– А ты не думаешь, что в один момент река разольется так, что не будет ни ее, ни суши, а будет одна сплошная топь? – спросил Паня.
Денис, до этого расплывавшийся в ухмылке оттого, как он это ловко завернул с футболками, помрачнел.
– Пань, ты ведь знаешь, куда выходят окна с другой стороны здания? Я имею в виду те, которые смотрят в сторону от центра.
– Да, метро «Аэропорт», торговый центр…
– А еще?
Паня напрягся, представляя все то, мимо чего он проезжает каждый день.
– Финансовый университет?
Денис, выждав паузу, ответил:
– Вот именно там сидят или только нагревают себе место те, кто говорят нам, где копать можно, а где нельзя. И мы в безопасности, пока в их руках вся геодезия с гидродинамикой бизнес-пространства, или как их там…
– Но ведь они тоже… – попытался вставить Паня.
– Да что говорить, Пань – везде разные реки, – резко крутанул Денис, – Даже в одном месте воды ее полностью обновляются спустя время, как клетки наших тел. У нас здесь раньше была золотая, но текла она экспрессом в Царское Село, потом она покраснела, но, вроде, даже какое-то время текла для всех, а сейчас вообще почернела, стала вязкой и течет куда-то в сторону Темзы и Дуная. Точнее, утекает… – Денис на время умолк, и на лице его нарисовалась какая-то мрачная улыбка. – Надо же, прямо немецкий флаг какой-то получается… Ну а в тренде нынче зеленый.
– Не знаю, а как по мне, река, она и в Африке река, – сказал Паня с тем издевательским спокойствием, какое может быть лишь ответом на чужую изворотливость.
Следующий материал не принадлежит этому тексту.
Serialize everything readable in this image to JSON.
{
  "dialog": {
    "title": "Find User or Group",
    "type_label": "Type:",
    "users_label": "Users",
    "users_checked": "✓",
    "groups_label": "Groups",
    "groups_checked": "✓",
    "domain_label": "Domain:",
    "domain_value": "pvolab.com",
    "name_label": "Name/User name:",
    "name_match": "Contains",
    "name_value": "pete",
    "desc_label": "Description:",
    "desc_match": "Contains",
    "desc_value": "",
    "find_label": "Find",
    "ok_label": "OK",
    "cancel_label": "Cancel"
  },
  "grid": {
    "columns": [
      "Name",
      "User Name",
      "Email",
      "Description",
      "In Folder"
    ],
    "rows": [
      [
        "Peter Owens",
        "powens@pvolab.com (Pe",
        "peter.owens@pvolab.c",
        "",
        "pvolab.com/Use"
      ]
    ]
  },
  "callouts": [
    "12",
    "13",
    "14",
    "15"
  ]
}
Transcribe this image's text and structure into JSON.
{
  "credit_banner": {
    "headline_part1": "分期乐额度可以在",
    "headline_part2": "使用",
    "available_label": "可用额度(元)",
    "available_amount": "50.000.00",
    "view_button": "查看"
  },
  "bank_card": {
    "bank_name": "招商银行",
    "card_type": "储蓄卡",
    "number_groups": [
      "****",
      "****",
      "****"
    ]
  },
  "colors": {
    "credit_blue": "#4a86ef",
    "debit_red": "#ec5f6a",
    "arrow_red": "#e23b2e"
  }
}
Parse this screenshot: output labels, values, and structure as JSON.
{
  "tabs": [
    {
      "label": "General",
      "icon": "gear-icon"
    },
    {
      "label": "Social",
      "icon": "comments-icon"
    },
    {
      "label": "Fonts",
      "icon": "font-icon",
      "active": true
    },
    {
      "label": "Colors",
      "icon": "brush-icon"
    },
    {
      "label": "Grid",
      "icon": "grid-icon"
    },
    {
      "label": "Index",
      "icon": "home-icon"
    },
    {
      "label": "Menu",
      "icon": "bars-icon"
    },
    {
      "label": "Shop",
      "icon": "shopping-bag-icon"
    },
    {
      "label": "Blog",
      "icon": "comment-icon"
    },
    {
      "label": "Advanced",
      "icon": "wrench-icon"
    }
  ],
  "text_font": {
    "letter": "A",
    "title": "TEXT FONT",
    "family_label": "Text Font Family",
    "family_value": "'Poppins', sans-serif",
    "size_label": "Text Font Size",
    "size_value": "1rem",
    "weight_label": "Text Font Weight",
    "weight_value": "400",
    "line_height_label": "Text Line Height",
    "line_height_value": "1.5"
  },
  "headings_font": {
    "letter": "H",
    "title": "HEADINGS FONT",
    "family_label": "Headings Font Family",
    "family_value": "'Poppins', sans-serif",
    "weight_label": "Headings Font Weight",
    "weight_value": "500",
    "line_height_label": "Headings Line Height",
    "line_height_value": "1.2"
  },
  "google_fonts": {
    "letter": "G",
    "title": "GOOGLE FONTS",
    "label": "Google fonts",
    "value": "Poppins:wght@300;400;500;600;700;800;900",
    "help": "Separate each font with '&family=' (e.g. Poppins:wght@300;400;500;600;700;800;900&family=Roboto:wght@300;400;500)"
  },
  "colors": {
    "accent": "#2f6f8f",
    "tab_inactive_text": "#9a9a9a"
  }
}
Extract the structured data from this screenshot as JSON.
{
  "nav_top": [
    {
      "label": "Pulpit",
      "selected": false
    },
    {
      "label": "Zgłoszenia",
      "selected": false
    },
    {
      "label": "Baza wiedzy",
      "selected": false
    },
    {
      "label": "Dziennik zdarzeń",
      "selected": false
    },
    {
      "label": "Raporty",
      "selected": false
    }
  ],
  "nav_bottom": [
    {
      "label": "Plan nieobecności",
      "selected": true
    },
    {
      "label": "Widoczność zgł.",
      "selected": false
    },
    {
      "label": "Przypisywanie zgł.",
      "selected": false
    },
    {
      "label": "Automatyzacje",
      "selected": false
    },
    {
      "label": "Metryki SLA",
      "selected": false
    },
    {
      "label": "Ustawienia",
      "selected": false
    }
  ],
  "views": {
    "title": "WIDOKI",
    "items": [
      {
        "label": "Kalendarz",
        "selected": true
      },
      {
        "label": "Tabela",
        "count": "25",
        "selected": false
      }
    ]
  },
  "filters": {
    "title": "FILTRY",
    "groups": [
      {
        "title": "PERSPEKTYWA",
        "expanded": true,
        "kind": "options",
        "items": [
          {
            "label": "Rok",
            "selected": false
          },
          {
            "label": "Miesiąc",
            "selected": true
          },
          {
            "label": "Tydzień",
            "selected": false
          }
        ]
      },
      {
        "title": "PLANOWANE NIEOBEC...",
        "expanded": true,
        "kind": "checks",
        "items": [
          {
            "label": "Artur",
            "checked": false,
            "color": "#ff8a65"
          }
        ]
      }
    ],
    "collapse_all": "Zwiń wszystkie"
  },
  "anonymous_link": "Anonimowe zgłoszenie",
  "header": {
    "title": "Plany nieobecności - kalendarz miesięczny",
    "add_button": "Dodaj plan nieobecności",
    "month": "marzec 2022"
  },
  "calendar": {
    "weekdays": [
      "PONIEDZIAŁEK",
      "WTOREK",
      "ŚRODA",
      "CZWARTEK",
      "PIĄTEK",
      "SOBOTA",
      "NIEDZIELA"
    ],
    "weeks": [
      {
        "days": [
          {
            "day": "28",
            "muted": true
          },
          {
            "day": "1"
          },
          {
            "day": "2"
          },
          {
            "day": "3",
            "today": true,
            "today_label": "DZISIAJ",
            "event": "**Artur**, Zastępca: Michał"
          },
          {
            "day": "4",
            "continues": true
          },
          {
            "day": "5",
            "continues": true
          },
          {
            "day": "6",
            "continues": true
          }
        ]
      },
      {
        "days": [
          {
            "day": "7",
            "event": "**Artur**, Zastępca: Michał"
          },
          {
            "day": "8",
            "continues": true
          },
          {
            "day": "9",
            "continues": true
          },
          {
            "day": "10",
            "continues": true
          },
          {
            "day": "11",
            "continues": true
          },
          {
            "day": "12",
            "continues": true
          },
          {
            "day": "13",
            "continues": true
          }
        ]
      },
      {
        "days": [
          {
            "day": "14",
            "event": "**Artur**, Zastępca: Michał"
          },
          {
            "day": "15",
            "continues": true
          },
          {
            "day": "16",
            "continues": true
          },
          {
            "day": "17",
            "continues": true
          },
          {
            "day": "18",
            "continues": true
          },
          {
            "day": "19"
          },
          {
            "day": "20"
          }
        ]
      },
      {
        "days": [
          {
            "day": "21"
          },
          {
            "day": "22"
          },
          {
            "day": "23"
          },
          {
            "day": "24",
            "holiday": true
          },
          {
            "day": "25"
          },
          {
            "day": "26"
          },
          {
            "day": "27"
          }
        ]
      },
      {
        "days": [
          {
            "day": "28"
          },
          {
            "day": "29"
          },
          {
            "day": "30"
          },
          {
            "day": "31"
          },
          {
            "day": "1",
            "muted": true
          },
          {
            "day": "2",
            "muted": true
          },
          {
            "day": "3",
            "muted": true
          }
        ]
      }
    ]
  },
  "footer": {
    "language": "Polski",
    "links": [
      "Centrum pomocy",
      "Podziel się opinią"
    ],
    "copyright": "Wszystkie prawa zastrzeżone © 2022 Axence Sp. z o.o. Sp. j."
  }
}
– Согласен, река, она и в Африке – река, – быстро проговорил Денис, – Но что в Африке река, то в России – Онега. Секрет, Паня, в том, что цвет и консистенция неважны. Важна та длина, на которую река развертывается прежде чем пересечь границу страны, важны те крутые изгибы и завороты, которыми она оплетает даже самые медвежьи углы. Потому что именно те, кому не хватило клочка берега под свой ларек или хотя бы под табуретку, чтобы сидеть с удочкой, и учиняют перемену цвета.
– И все-таки кто мы в этой реке: рыбы или рыбаки? – спросил Паня своим прежним отрешенным голосом.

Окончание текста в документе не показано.